Training Your Brittany Puppy to Accept a Leash
Once your pup accepts the collar, put his leash on and then just sit and watch. Obviously, do this indoors or in a secure confined area. Let your puppy drag the leash around on his own but keep a close eye on him so that he doesn’t tangle it or get hurt. Leave it on for just a few minutes at first. Later, repeat the exercise for longer periods of time. Put your pup on leash during mealtimes, so he associates the leash with a pleasant event. If he is very fearful of the leash, you may want to put it next to the food bowl for a while before attaching it to his collar. Eventually he will see that no harm is coming and there indeed is nothing to be afraid of.
When you are sure he is completely comfortable walking around with the leash on, pick up the other end for a few minutes. Do not try walking him yet. Just hold onto the other end and let him lead you around. Try not to get into a position that will make him pull or strain on the leash or he will probably become afraid of it again. If he sits down, that is okay. You just sit down too. Try backing up and enticing him to come towards you. If he hesitates, don’t pull or drag him by the leash. Try luring him over to you with a treat or toy. When he starts to walk, praise him profusely so he knows how happy you are. Give him lots of time to get used to his leash and always try to make it a pleasant experience.

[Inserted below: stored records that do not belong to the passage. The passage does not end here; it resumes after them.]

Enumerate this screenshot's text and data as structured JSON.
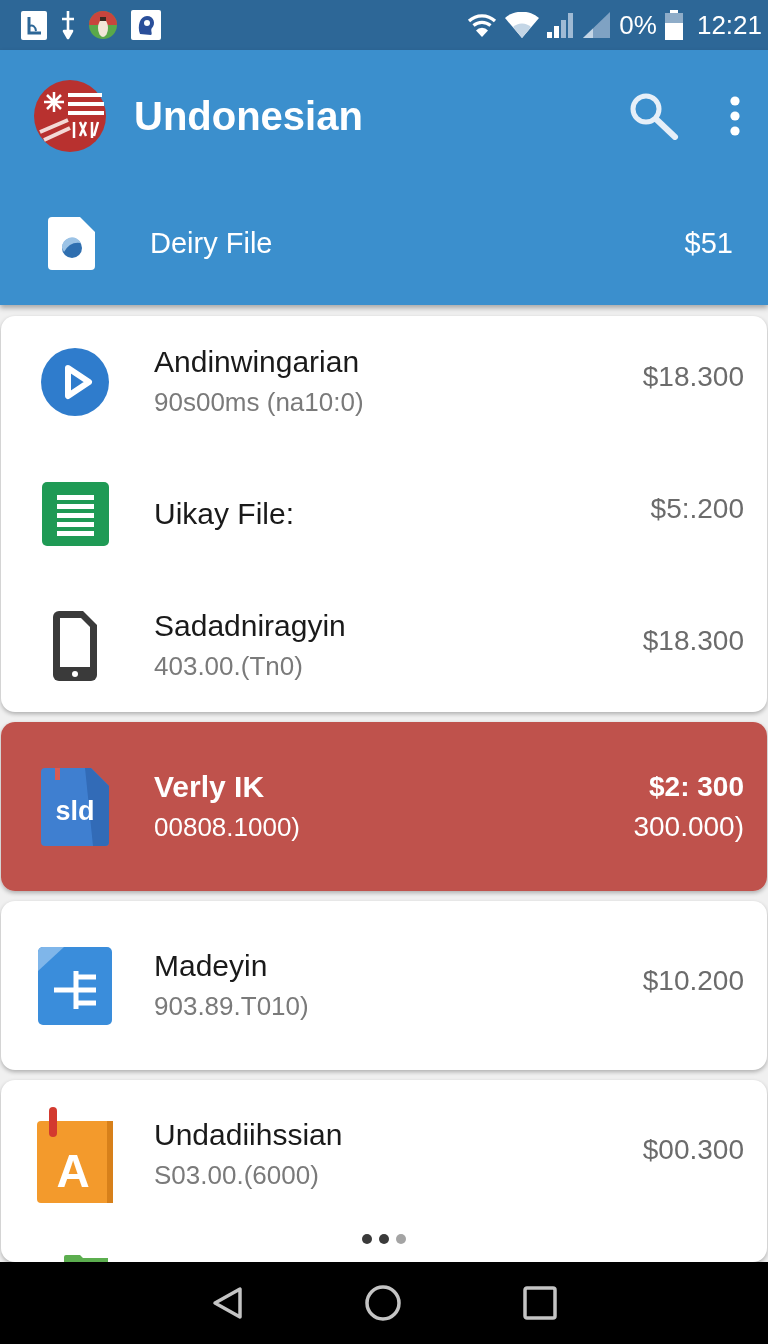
{
  "status_bar": {
    "battery": "0%",
    "time": "12:21"
  },
  "app_bar": {
    "title": "Undonesian",
    "file_row": {
      "label": "Deiry File",
      "amount": "$51"
    }
  },
  "groups": [
    {
      "items": [
        {
          "kind": "play",
          "title": "Andinwingarian",
          "subtitle": "90s00ms (na10:0)",
          "amount": "$18.300",
          "selected": false
        },
        {
          "kind": "sheet",
          "title": "Uikay File:",
          "amount": "$5:.200",
          "selected": false
        },
        {
          "kind": "phone",
          "title": "Sadadniragyin",
          "subtitle": "403.00.(Tn0)",
          "amount": "$18.300",
          "selected": false
        }
      ]
    },
    {
      "items": [
        {
          "kind": "slides",
          "icon_label": "sld",
          "title": "Verly IK",
          "subtitle": "00808.1000)",
          "amount": "$2: 300",
          "amount_2": "300.000)",
          "selected": true
        }
      ]
    },
    {
      "items": [
        {
          "kind": "docs",
          "title": "Madeyin",
          "subtitle": "903.89.T010)",
          "amount": "$10.200",
          "selected": false
        }
      ]
    },
    {
      "items": [
        {
          "kind": "book",
          "icon_label": "A",
          "title": "Undadiihssian",
          "subtitle": "S03.00.(6000)",
          "amount": "$00.300",
          "selected": false
        }
      ],
      "pager": [
        {
          "on": true
        },
        {
          "on": true
        },
        {
          "on": false
        }
      ],
      "partial_item": {
        "kind": "folder"
      }
    }
  ]
}
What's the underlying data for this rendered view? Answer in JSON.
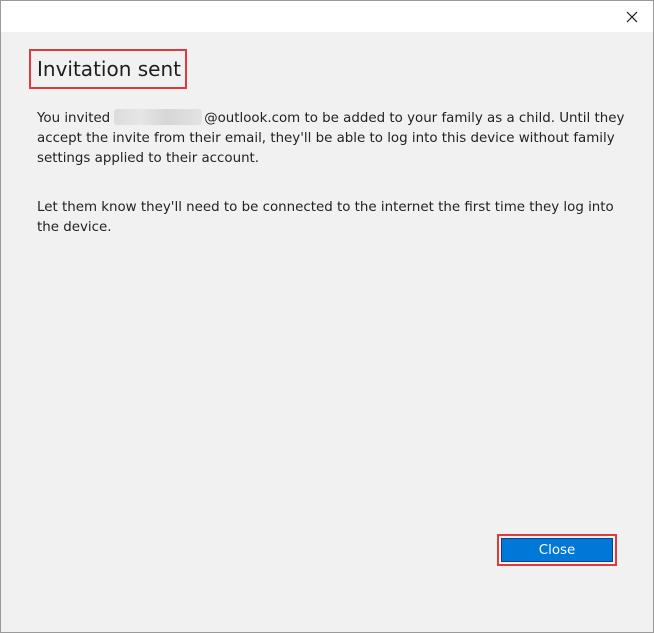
{
  "dialog": {
    "heading": "Invitation sent",
    "paragraph1_before": "You invited",
    "paragraph1_after": "@outlook.com to be added to your family as a child. Until they accept the invite from their email, they'll be able to log into this device without family settings applied to their account.",
    "paragraph2": "Let them know they'll need to be connected to the internet the first time they log into the device.",
    "close_button_label": "Close"
  },
  "titlebar": {
    "close_icon": "close-icon"
  },
  "colors": {
    "accent": "#0078d7",
    "highlight_border": "#e0393e",
    "background": "#f2f1f1"
  }
}
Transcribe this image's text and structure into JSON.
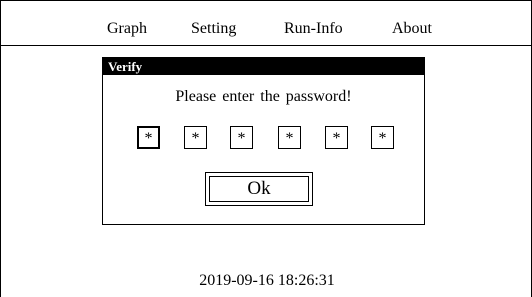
{
  "menu": {
    "items": [
      "Graph",
      "Setting",
      "Run-Info",
      "About"
    ]
  },
  "dialog": {
    "title": "Verify",
    "prompt": "Please enter the password!",
    "password_chars": [
      "*",
      "*",
      "*",
      "*",
      "*",
      "*"
    ],
    "ok_label": "Ok"
  },
  "status": {
    "datetime": "2019-09-16 18:26:31"
  }
}
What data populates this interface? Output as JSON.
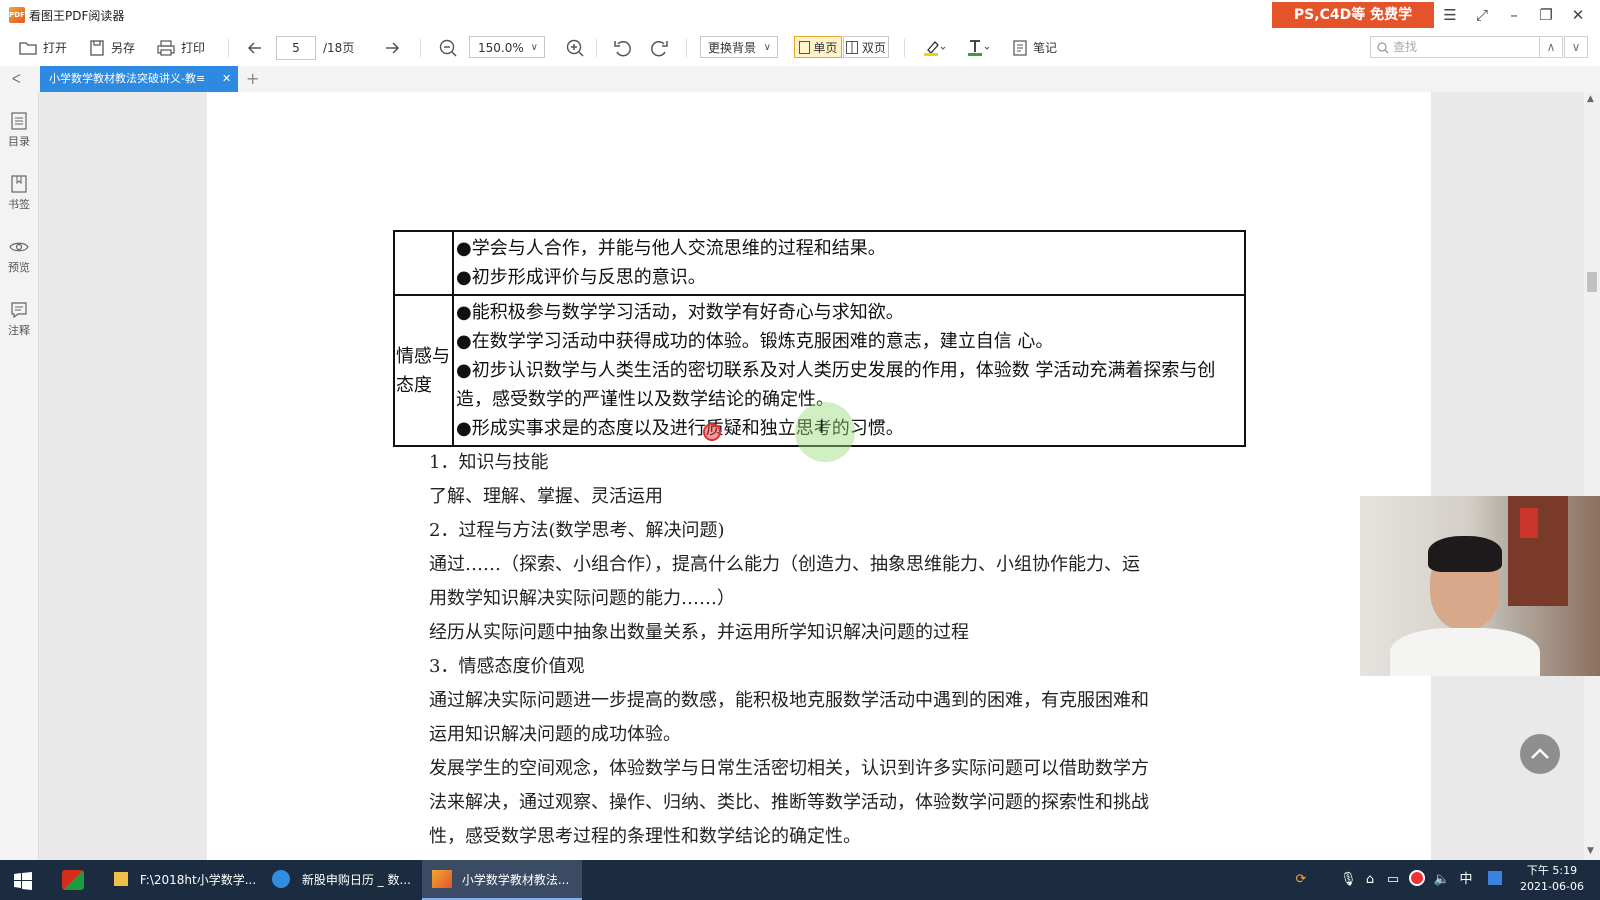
{
  "app": {
    "title": "看图王PDF阅读器",
    "logo_text": "PDF",
    "ad_banner": "PS,C4D等 免费学"
  },
  "toolbar": {
    "open": "打开",
    "save_as": "另存",
    "print": "打印",
    "current_page": "5",
    "total_pages": "/18页",
    "zoom": "150.0%",
    "background": "更换背景",
    "single_page": "单页",
    "double_page": "双页",
    "note": "笔记",
    "search_placeholder": "查找"
  },
  "tabs": {
    "active": "小学数学教材教法突破讲义-教≡"
  },
  "sidebar": {
    "items": [
      "目录",
      "书签",
      "预览",
      "注释"
    ]
  },
  "document": {
    "table": {
      "row1": [
        "●学会与人合作，并能与他人交流思维的过程和结果。",
        "●初步形成评价与反思的意识。"
      ],
      "row2_category": "情感与态度",
      "row2": [
        "●能积极参与数学学习活动，对数学有好奇心与求知欲。",
        "●在数学学习活动中获得成功的体验。锻炼克服困难的意志，建立自信 心。",
        "●初步认识数学与人类生活的密切联系及对人类历史发展的作用，体验数 学活动充满着探索与创造，感受数学的严谨性以及数学结论的确定性。",
        "●形成实事求是的态度以及进行质疑和独立思考的习惯。"
      ]
    },
    "paragraphs": [
      "1．知识与技能",
      "了解、理解、掌握、灵活运用",
      "2．过程与方法(数学思考、解决问题)",
      "通过……（探索、小组合作），提高什么能力（创造力、抽象思维能力、小组协作能力、运",
      "用数学知识解决实际问题的能力……）",
      "经历从实际问题中抽象出数量关系，并运用所学知识解决问题的过程",
      "3．情感态度价值观",
      "通过解决实际问题进一步提高的数感，能积极地克服数学活动中遇到的困难，有克服困难和",
      "运用知识解决问题的成功体验。",
      "发展学生的空间观念，体验数学与日常生活密切相关，认识到许多实际问题可以借助数学方",
      "法来解决，通过观察、操作、归纳、类比、推断等数学活动，体验数学问题的探索性和挑战",
      "性，感受数学思考过程的条理性和数学结论的确定性。"
    ]
  },
  "taskbar": {
    "items": [
      "F:\\2018ht小学数学...",
      "新股申购日历 _ 数...",
      "小学数学教材教法..."
    ],
    "ime": "中",
    "time_period": "下午 5:19",
    "date": "2021-06-06"
  },
  "colors": {
    "accent": "#2d8ae0",
    "ad": "#e5532b",
    "taskbar": "#1c2c40",
    "highlight": "#fff2c8"
  }
}
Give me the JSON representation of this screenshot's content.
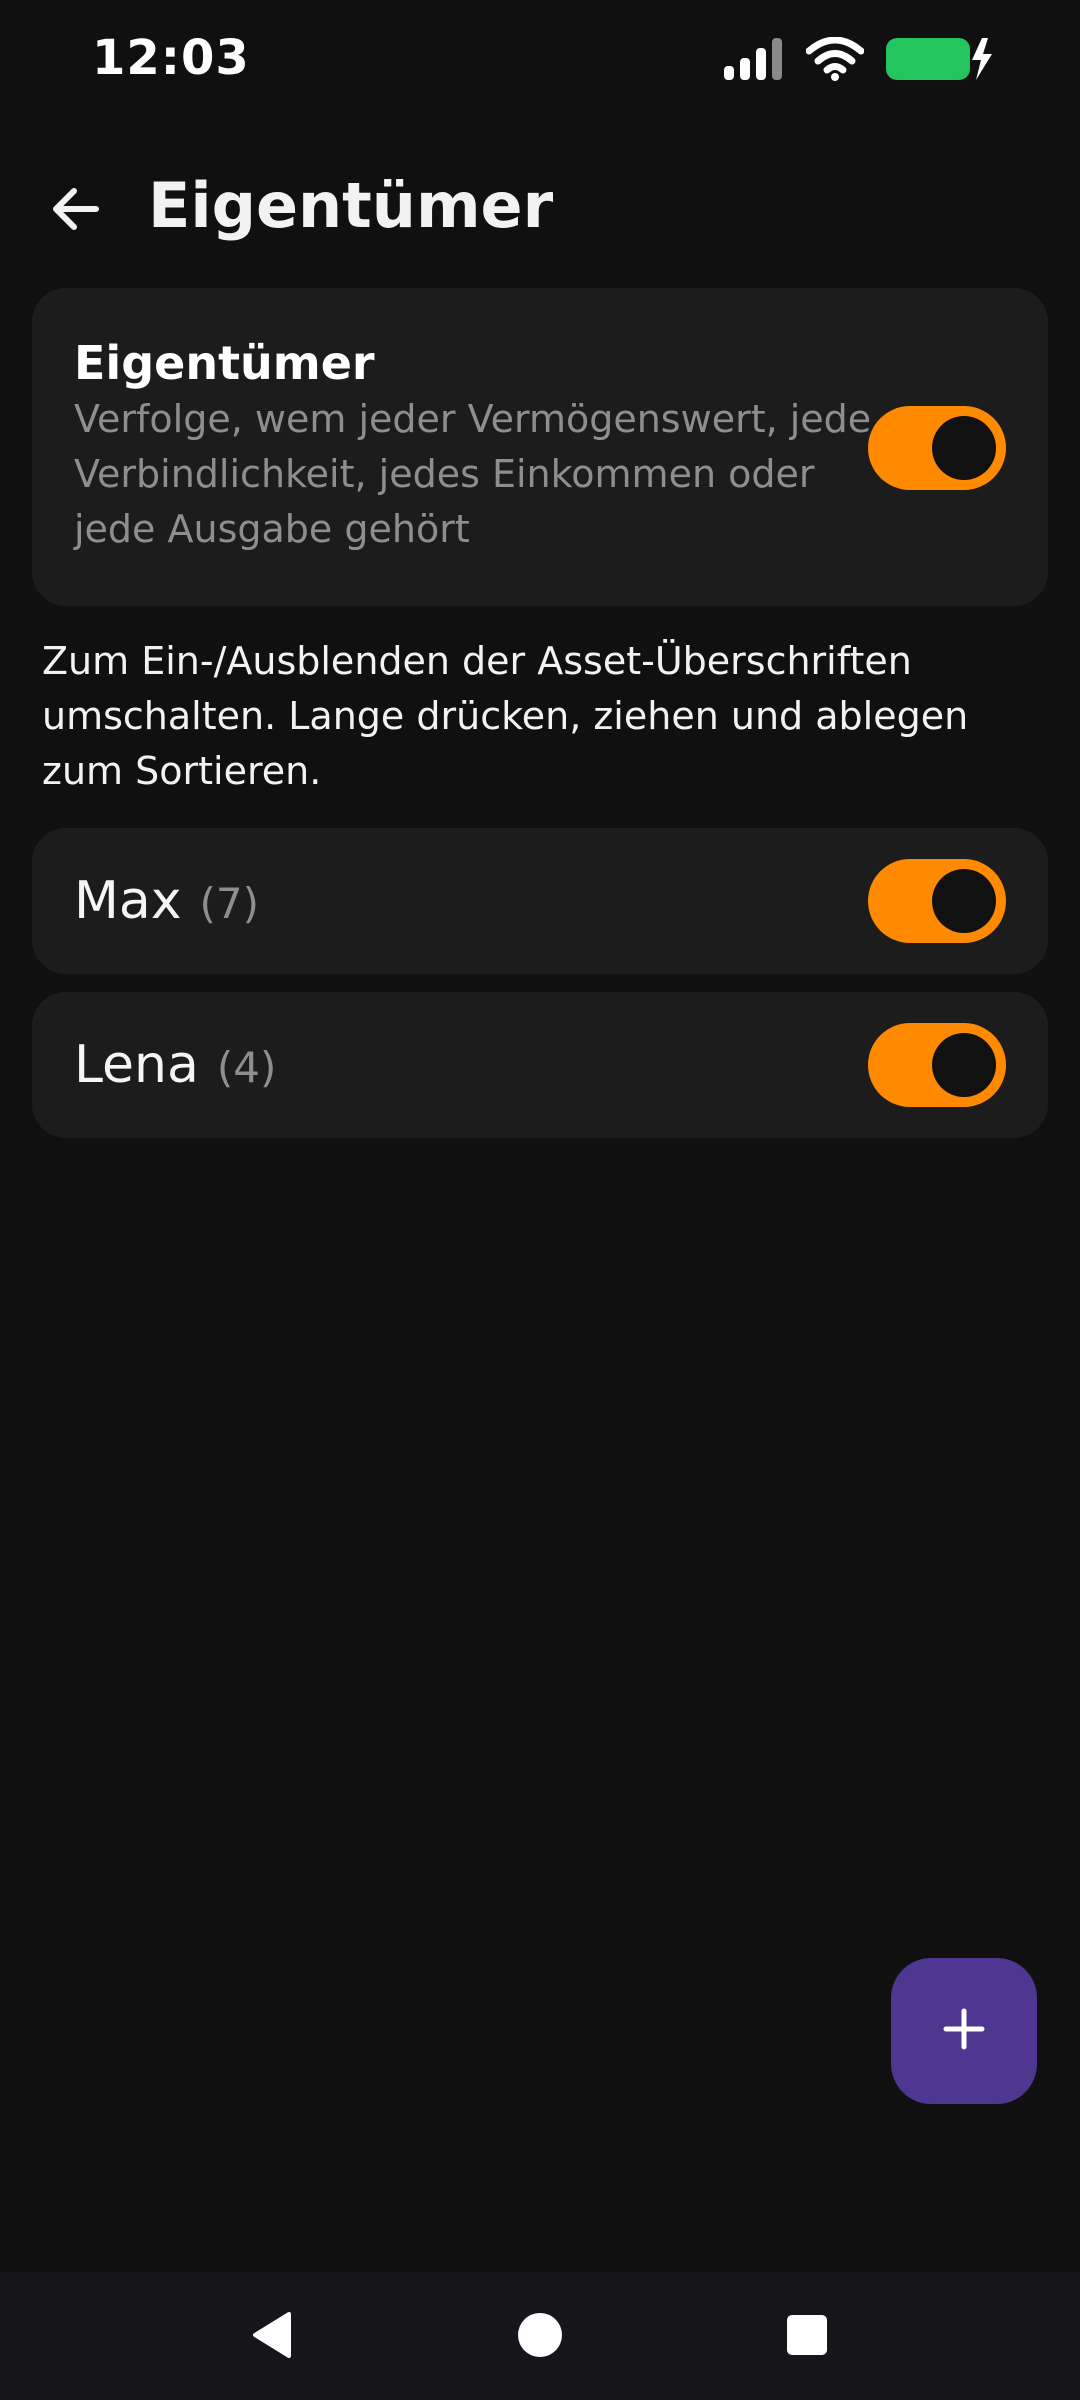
{
  "status_bar": {
    "time": "12:03",
    "icons": [
      "signal-icon",
      "wifi-icon",
      "battery-charging-icon"
    ],
    "battery_color": "#22c55e"
  },
  "app_bar": {
    "title": "Eigentümer",
    "back_icon": "arrow-left-icon"
  },
  "main_card": {
    "title": "Eigentümer",
    "description": "Verfolge, wem jeder Vermögenswert, jede Verbindlichkeit, jedes Einkommen oder jede Ausgabe gehört",
    "toggle_on": true
  },
  "hint": "Zum Ein-/Ausblenden der Asset-Überschriften umschalten. Lange drücken, ziehen und ablegen zum Sortieren.",
  "owners": [
    {
      "name": "Max",
      "count": "(7)",
      "toggle_on": true
    },
    {
      "name": "Lena",
      "count": "(4)",
      "toggle_on": true
    }
  ],
  "fab": {
    "icon": "plus-icon"
  },
  "nav_bar": {
    "icons": [
      "back-triangle-icon",
      "home-circle-icon",
      "recents-square-icon"
    ]
  },
  "colors": {
    "background": "#101011",
    "card": "#1c1c1d",
    "accent_toggle": "#ff8a00",
    "fab": "#4f3690",
    "secondary_text": "#8e8e90"
  }
}
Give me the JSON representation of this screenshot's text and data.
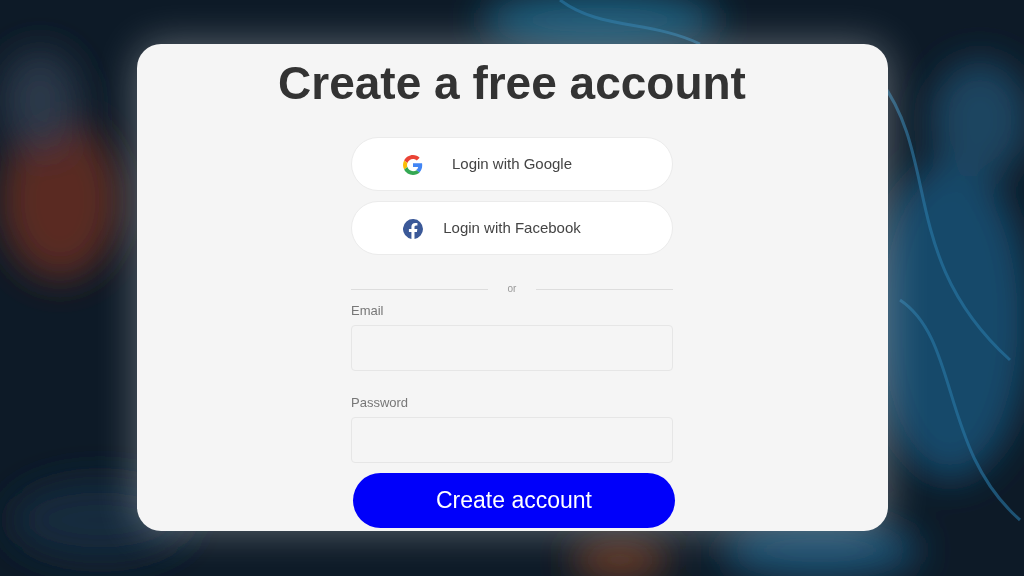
{
  "title": "Create a free account",
  "social_buttons": [
    {
      "kind": "google",
      "label": "Login with Google"
    },
    {
      "kind": "facebook",
      "label": "Login with Facebook"
    }
  ],
  "divider": "or",
  "fields": [
    {
      "label": "Email"
    },
    {
      "label": "Password"
    }
  ],
  "submit": "Create account"
}
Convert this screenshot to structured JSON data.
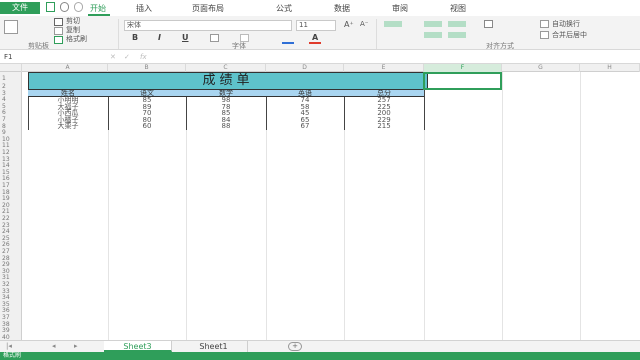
{
  "tabbar": {
    "file_label": "文件",
    "tabs": [
      "开始",
      "插入",
      "页面布局",
      "公式",
      "数据",
      "审阅",
      "视图"
    ],
    "active_tab": "开始"
  },
  "ribbon": {
    "clipboard": {
      "cut": "剪切",
      "copy": "复制",
      "format_painter": "格式刷",
      "group_label": "剪贴板"
    },
    "font": {
      "name": "宋体",
      "size": "11",
      "bold": "B",
      "italic": "I",
      "underline": "U",
      "group_label": "字体",
      "font_color": "#e03b2c",
      "fill_color": "#2f6fd6"
    },
    "alignment": {
      "wrap_text": "自动换行",
      "merge_center": "合并后居中",
      "group_label": "对齐方式"
    }
  },
  "formulabar": {
    "name_box": "F1",
    "fx": "fx"
  },
  "columns": [
    "A",
    "B",
    "C",
    "D",
    "E",
    "F",
    "G",
    "H"
  ],
  "rows": [
    "1",
    "2",
    "3",
    "4",
    "5",
    "6",
    "7",
    "8",
    "9",
    "10",
    "11",
    "12",
    "13",
    "14",
    "15",
    "16",
    "17",
    "18",
    "19",
    "20",
    "21",
    "22",
    "23",
    "24",
    "25",
    "26",
    "27",
    "28",
    "29",
    "30",
    "31",
    "32",
    "33",
    "34",
    "35",
    "36",
    "37",
    "38",
    "39",
    "40",
    "41"
  ],
  "sheet": {
    "title": "成绩单",
    "headers": [
      "姓名",
      "语文",
      "数学",
      "英语",
      "总分"
    ],
    "records": [
      [
        "小明明",
        "85",
        "98",
        "74",
        "257"
      ],
      [
        "大福子",
        "89",
        "78",
        "58",
        "225"
      ],
      [
        "小西瓜",
        "70",
        "85",
        "45",
        "200"
      ],
      [
        "小橘子",
        "80",
        "84",
        "65",
        "229"
      ],
      [
        "大栗子",
        "60",
        "88",
        "67",
        "215"
      ]
    ],
    "title_fill": "#5ec3cb",
    "header_fill": "#a9d5f0"
  },
  "sheet_tabs": {
    "tabs": [
      "Sheet3",
      "Sheet1"
    ],
    "active": "Sheet3",
    "add_label": "+"
  },
  "statusbar": {
    "text": "格式刷"
  },
  "accent_color": "#2f9e5a"
}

Give your pup lots of practice getting used to walking on leash at home, since it is a familiar environment with minimal distractions. When he is comfortable indoors, try going outdoors. Again, begin in an area with only a few distraction such as your front or back yard. When the two of you have mastered this, you are ready for places where there are more distractions. This exercise won’t be difficult, since you’ve both had lots of practice beforehand at getting it right.
If your pup is biting and chewing the leash, try applying bitter apple or some other unpleasant tasting (but nontoxic) substance to the leash. Reapply before every outing.
Remember to always walk your dog on-leash. A dog off-leash is always in danger; accidents happen very quickly. Your dog’s safety as well as compliance with your local leash law, is your responsibility.
If your puppy starts to pull you on your walk I highly recommend the gentle leader. Best investment ever! Follow the instructions that come with the gentle leader to get your puppy accustomed to the gentle leader before going out with it for the first time!!